Functional serotonin and histamine receptor subtypes in porcine ciliary artery in comparison with middle cerebral artery.

Functional serotonin (5-HT) and histamine receptor subtypes were investigated in porcine middle cerebral and ciliary arteries. An H(1) antagonist, mepyramine, antagonized histamine-induced responses with pK(B) values of 8.91-9.10. In the presence of 1 muM mepyramine, however, histamine caused dilation through H(2) receptors in the middle cerebral but not in the ciliary artery.
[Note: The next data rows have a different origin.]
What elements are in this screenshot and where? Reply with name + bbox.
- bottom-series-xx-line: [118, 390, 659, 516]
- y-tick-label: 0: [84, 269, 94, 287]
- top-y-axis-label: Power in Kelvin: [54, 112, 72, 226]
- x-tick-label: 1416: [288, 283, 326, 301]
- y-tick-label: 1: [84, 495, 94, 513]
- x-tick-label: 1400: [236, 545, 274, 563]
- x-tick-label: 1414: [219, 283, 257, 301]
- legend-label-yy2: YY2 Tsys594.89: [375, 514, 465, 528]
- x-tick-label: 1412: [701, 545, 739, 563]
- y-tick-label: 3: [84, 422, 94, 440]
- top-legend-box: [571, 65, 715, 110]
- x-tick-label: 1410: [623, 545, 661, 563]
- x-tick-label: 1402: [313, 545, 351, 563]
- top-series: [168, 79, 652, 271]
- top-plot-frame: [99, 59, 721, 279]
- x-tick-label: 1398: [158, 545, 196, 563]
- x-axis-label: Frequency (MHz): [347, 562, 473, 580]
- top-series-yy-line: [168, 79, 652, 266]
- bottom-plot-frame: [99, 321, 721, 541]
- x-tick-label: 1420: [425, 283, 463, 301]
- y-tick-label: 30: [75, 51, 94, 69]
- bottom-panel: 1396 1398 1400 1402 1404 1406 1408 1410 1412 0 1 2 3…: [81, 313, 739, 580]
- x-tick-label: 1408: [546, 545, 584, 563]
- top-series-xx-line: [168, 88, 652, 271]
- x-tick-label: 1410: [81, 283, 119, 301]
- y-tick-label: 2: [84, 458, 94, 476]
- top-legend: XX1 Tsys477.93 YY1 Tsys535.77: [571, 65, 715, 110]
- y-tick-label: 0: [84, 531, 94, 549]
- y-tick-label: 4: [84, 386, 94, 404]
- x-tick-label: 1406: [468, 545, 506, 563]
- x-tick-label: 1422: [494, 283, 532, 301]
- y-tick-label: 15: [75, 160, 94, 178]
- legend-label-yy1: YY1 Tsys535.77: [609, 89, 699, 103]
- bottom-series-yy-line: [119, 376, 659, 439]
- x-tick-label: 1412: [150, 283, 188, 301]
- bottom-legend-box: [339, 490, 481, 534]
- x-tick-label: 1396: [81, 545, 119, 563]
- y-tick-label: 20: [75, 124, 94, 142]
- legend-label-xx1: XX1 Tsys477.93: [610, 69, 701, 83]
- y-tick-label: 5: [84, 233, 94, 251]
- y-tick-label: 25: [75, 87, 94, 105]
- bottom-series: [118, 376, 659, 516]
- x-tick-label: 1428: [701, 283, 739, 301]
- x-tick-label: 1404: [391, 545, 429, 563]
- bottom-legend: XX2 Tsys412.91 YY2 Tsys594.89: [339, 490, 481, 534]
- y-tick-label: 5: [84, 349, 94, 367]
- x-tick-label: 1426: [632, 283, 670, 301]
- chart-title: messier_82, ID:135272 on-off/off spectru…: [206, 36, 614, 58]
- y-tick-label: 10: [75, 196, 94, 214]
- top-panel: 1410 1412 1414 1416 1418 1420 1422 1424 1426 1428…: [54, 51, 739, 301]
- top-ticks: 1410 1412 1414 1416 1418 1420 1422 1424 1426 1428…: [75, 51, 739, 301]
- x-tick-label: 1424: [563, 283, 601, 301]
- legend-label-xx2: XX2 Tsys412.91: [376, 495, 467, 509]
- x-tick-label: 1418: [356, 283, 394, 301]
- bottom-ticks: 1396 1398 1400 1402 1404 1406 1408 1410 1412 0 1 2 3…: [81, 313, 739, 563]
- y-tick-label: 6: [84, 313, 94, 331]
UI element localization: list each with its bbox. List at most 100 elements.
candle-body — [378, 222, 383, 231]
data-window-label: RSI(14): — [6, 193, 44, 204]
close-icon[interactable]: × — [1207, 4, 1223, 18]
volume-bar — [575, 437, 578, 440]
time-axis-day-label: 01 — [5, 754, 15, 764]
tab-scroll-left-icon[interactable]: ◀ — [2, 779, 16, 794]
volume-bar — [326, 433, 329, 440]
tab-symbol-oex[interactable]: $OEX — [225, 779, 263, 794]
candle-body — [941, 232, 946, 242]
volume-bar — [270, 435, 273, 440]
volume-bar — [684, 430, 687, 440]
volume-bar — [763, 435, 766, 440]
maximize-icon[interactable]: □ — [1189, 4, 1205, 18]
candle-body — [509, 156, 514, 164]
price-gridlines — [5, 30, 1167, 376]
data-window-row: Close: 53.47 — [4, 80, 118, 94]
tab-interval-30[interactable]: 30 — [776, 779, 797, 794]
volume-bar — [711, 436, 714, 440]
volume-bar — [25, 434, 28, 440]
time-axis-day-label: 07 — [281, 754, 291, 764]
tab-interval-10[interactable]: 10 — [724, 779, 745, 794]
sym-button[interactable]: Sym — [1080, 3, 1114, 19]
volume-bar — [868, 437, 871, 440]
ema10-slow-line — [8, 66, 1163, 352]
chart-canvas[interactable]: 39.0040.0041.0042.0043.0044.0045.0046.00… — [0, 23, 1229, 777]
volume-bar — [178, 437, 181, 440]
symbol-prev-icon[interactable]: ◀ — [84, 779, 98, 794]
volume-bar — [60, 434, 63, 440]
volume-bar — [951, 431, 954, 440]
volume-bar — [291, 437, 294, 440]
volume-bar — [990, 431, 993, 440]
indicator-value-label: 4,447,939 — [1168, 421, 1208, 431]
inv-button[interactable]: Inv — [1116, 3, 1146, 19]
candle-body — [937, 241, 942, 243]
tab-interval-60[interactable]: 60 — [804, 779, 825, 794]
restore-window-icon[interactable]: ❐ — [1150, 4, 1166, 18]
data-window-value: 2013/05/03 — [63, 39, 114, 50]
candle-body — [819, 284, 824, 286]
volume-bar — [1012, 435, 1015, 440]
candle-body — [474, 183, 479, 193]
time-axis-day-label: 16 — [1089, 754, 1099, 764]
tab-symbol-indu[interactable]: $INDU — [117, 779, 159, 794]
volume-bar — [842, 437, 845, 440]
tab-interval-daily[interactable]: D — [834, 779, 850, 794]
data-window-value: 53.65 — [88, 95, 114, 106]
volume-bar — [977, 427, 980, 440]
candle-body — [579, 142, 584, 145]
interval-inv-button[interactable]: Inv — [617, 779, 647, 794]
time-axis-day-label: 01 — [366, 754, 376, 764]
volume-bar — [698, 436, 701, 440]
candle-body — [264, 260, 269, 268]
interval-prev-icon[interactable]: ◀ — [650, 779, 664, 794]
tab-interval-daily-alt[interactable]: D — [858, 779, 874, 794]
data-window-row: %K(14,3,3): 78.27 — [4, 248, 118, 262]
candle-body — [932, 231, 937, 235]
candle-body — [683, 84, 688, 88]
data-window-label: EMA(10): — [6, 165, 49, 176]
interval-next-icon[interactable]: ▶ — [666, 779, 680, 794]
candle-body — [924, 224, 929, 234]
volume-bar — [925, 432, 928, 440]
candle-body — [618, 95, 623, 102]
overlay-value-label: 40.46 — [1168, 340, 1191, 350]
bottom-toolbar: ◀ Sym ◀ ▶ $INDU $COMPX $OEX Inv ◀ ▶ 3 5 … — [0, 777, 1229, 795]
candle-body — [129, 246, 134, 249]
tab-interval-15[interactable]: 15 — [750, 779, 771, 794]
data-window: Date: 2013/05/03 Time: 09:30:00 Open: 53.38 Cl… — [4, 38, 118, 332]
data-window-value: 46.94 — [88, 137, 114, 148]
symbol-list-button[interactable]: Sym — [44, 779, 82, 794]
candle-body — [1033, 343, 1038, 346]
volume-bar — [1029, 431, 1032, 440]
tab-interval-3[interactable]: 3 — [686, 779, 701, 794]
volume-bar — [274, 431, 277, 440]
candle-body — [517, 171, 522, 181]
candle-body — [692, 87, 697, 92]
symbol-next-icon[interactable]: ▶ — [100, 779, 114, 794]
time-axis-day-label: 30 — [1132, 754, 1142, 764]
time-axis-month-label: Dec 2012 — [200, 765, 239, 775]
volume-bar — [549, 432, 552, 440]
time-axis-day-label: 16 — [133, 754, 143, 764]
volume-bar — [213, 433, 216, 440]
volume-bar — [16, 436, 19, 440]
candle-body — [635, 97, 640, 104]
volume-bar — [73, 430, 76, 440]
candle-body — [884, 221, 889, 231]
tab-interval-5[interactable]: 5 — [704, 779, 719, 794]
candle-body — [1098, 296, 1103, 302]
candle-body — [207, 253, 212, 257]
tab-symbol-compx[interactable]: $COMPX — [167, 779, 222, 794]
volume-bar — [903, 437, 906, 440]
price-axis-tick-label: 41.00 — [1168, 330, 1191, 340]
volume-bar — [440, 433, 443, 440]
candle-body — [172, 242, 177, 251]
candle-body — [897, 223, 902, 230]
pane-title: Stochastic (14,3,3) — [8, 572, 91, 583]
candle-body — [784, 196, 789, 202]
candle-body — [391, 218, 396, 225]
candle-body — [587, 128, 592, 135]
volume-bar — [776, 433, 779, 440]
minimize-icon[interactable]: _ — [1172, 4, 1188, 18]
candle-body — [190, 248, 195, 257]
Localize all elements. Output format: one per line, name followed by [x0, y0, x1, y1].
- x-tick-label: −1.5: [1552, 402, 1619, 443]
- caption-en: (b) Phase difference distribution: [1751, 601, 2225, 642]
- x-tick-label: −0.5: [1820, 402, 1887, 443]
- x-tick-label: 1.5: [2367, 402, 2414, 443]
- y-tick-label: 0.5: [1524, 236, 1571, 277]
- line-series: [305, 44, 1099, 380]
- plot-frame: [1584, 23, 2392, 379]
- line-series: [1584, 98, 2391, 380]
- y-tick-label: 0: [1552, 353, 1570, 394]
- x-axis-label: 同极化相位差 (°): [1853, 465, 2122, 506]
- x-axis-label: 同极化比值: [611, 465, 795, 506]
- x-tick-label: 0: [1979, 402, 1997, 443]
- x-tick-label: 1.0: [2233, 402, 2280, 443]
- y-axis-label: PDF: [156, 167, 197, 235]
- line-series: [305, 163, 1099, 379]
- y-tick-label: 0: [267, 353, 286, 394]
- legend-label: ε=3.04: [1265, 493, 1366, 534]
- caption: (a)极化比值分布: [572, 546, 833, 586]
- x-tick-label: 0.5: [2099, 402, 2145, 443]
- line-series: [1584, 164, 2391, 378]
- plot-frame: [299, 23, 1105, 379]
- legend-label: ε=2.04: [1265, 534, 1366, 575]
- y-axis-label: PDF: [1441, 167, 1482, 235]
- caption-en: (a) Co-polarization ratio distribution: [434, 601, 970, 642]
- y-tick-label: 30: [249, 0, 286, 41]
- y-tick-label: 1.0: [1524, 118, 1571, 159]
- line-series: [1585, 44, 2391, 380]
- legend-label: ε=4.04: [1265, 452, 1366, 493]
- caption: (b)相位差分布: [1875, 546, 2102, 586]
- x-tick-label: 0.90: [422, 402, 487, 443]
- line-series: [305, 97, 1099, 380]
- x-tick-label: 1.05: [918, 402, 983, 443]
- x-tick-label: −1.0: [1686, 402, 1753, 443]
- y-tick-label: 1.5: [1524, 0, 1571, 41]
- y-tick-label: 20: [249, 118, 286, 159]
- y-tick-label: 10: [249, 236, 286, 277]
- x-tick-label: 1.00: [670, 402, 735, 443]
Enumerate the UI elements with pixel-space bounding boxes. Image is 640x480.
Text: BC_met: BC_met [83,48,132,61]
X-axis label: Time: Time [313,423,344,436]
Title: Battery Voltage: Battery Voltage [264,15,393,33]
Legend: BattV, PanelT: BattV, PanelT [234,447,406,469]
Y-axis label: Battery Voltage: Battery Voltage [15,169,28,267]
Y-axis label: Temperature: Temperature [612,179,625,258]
A 5-HT(2A) antagonist, ketanserin, antagonized 5-HT-induced responses, causing rightward shifts in the concentration-response curves with pK(B) values of 8.52-8.71. A 5-HT(1B) antagonist, SB224289, produced rightward shifts of the concentration-response curves to sumatriptan with pK(B) values (6.66) only in the middle cerebral artery. In contrast, a 5-HT(1D) antagonist, BRL15572, had no effect in either artery. An RT-PCR study demonstrated the gene expression of the mRNAs of all three receptors (5HT(1B), 5HT(1D) and 5HT(2A)) in both arteries. These results suggest that histamine-induced contraction is mediated only through functional H(1) receptor in these arteries. Interestingly, there are functional 5-HT(2A) and 5-HT(1B) receptor subtypes in the middle cerebral artery, whereas the only functional receptor is 5-HT(2A) in the ciliary artery. The difference may be important for treatment with 5-HT(1B/1D) agonists (e.g. for migraine) without ocular side effect.